Kritikenblog: Stella Christine Dunze zu CHUPACABRA

Ein Hund, der Junge und das Boot

von Stella Christine Dunze

Die Einsamkeit des Jungen Andrey im Film CHUPACABRA sticht ins Herz. Dies gelingt durch die besondere Ästhetik und Bildsprache, die sich in der kargen Küstenlandschaft am äußers-ten Rande Russlands, der Weite des Meeres und den verwahrlosten Häusern widerspiegelt.

Andrey soll ins Internat in die Stadt ziehen. So will es seine überforderte Mutter, mit der er alleine wohnt. Ihre Lieblosigkeit gegenüber Andrey wirkt tief und Andreys Gefühlsleben geht unter die Haut. Sein Vater ist Trinker und will nichts von ihm wissen.

Der Film ähnelt in seiner Ästhetik einem Roadmovie, in dem der Protagonist in seiner Perspektivlosigkeit den Weg nach draußen sucht, und die subjektive Wahrnehmung Andreys sich in die Zuschauer: innen einverleibt.
Doch hier zieht es Andrey in eine Richtung, die eigentlich nach Hause will. Mit seinem Freund und einer hübschen Nachbarstochter treibt er sich durch die Landschaft und Dörfer der Provinz und diese Begegnungen zeigen sich in außergewöhnlich poetischen Bildern, die immer wieder die Motive des Verlorenseins und Einsamkeit zeichnen.

Mit Flaschensammeln verdient Andrey sich bei einem Nachbarn, genannt „Affe", sein Geld für eine Busfahrt in die Stadt, um sein vermeintliches Internat aufzusuchen.
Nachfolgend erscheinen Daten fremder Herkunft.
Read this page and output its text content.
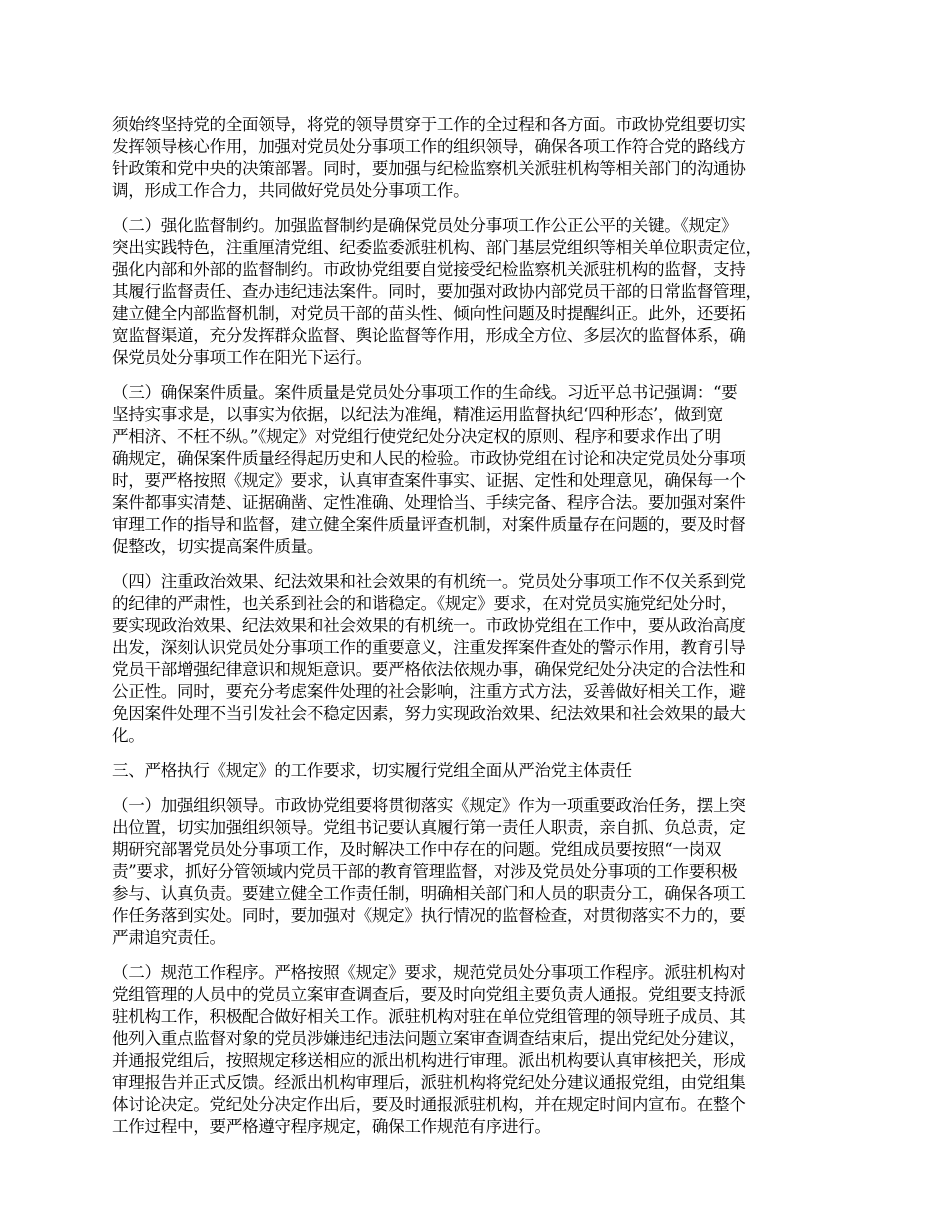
须始终坚持党的全面领导，将党的领导贯穿于工作的全过程和各方面。市政协党组要切实
发挥领导核心作用，加强对党员处分事项工作的组织领导，确保各项工作符合党的路线方
针政策和党中央的决策部署。同时，要加强与纪检监察机关派驻机构等相关部门的沟通协
调，形成工作合力，共同做好党员处分事项工作。
（二）强化监督制约。加强监督制约是确保党员处分事项工作公正公平的关键。《规定》
突出实践特色，注重厘清党组、纪委监委派驻机构、部门基层党组织等相关单位职责定位，
强化内部和外部的监督制约。市政协党组要自觉接受纪检监察机关派驻机构的监督，支持
其履行监督责任、查办违纪违法案件。同时，要加强对政协内部党员干部的日常监督管理，
建立健全内部监督机制，对党员干部的苗头性、倾向性问题及时提醒纠正。此外，还要拓
宽监督渠道，充分发挥群众监督、舆论监督等作用，形成全方位、多层次的监督体系，确
保党员处分事项工作在阳光下运行。
（三）确保案件质量。案件质量是党员处分事项工作的生命线。习近平总书记强调：“要
坚持实事求是，以事实为依据，以纪法为准绳，精准运用监督执纪‘四种形态’，做到宽
严相济、不枉不纵。”《规定》对党组行使党纪处分决定权的原则、程序和要求作出了明
确规定，确保案件质量经得起历史和人民的检验。市政协党组在讨论和决定党员处分事项
时，要严格按照《规定》要求，认真审查案件事实、证据、定性和处理意见，确保每一个
案件都事实清楚、证据确凿、定性准确、处理恰当、手续完备、程序合法。要加强对案件
审理工作的指导和监督，建立健全案件质量评查机制，对案件质量存在问题的，要及时督
促整改，切实提高案件质量。
（四）注重政治效果、纪法效果和社会效果的有机统一。党员处分事项工作不仅关系到党
的纪律的严肃性，也关系到社会的和谐稳定。《规定》要求，在对党员实施党纪处分时，
要实现政治效果、纪法效果和社会效果的有机统一。市政协党组在工作中，要从政治高度
出发，深刻认识党员处分事项工作的重要意义，注重发挥案件查处的警示作用，教育引导
党员干部增强纪律意识和规矩意识。要严格依法依规办事，确保党纪处分决定的合法性和
公正性。同时，要充分考虑案件处理的社会影响，注重方式方法，妥善做好相关工作，避
免因案件处理不当引发社会不稳定因素，努力实现政治效果、纪法效果和社会效果的最大
化。
三、严格执行《规定》的工作要求，切实履行党组全面从严治党主体责任
（一）加强组织领导。市政协党组要将贯彻落实《规定》作为一项重要政治任务，摆上突
出位置，切实加强组织领导。党组书记要认真履行第一责任人职责，亲自抓、负总责，定
期研究部署党员处分事项工作，及时解决工作中存在的问题。党组成员要按照“一岗双
责”要求，抓好分管领域内党员干部的教育管理监督，对涉及党员处分事项的工作要积极
参与、认真负责。要建立健全工作责任制，明确相关部门和人员的职责分工，确保各项工
作任务落到实处。同时，要加强对《规定》执行情况的监督检查，对贯彻落实不力的，要
严肃追究责任。
（二）规范工作程序。严格按照《规定》要求，规范党员处分事项工作程序。派驻机构对
党组管理的人员中的党员立案审查调查后，要及时向党组主要负责人通报。党组要支持派
驻机构工作，积极配合做好相关工作。派驻机构对驻在单位党组管理的领导班子成员、其
他列入重点监督对象的党员涉嫌违纪违法问题立案审查调查结束后，提出党纪处分建议，
并通报党组后，按照规定移送相应的派出机构进行审理。派出机构要认真审核把关，形成
审理报告并正式反馈。经派出机构审理后，派驻机构将党纪处分建议通报党组，由党组集
体讨论决定。党纪处分决定作出后，要及时通报派驻机构，并在规定时间内宣布。在整个
工作过程中，要严格遵守程序规定，确保工作规范有序进行。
Das Tragische ist, dass die Liebe der Mutter sich hinter Andreys Rücken abspielt, nicht fähig, sich zu äußern. Sie möchte sich einmal in der Küche am liebsten an ihn heranschmiegen. Auch ihr Leben scheint von Enttäuschungen gezeichnet.

So spielt die Figur des Hundes, Titel des Films, dem Andrey verfällt, die entscheidende Rolle, um seine Seele zu retten und seine Einsamkeit zu nehmen. Ein herumstreunender Hund, der bereits durch die Medien geht; ein angeblich blutsaugendes Monster. Dieser einsame Hund wird zu mythischen Figur, die vom Teufel beseelt ist. Doch Andrey sieht in ihm einen imaginären Freund. Und so ist es nicht verwunderlich, dass er sich mit ihm identifiziert, nachdem er ihn tot am Strand auffindet.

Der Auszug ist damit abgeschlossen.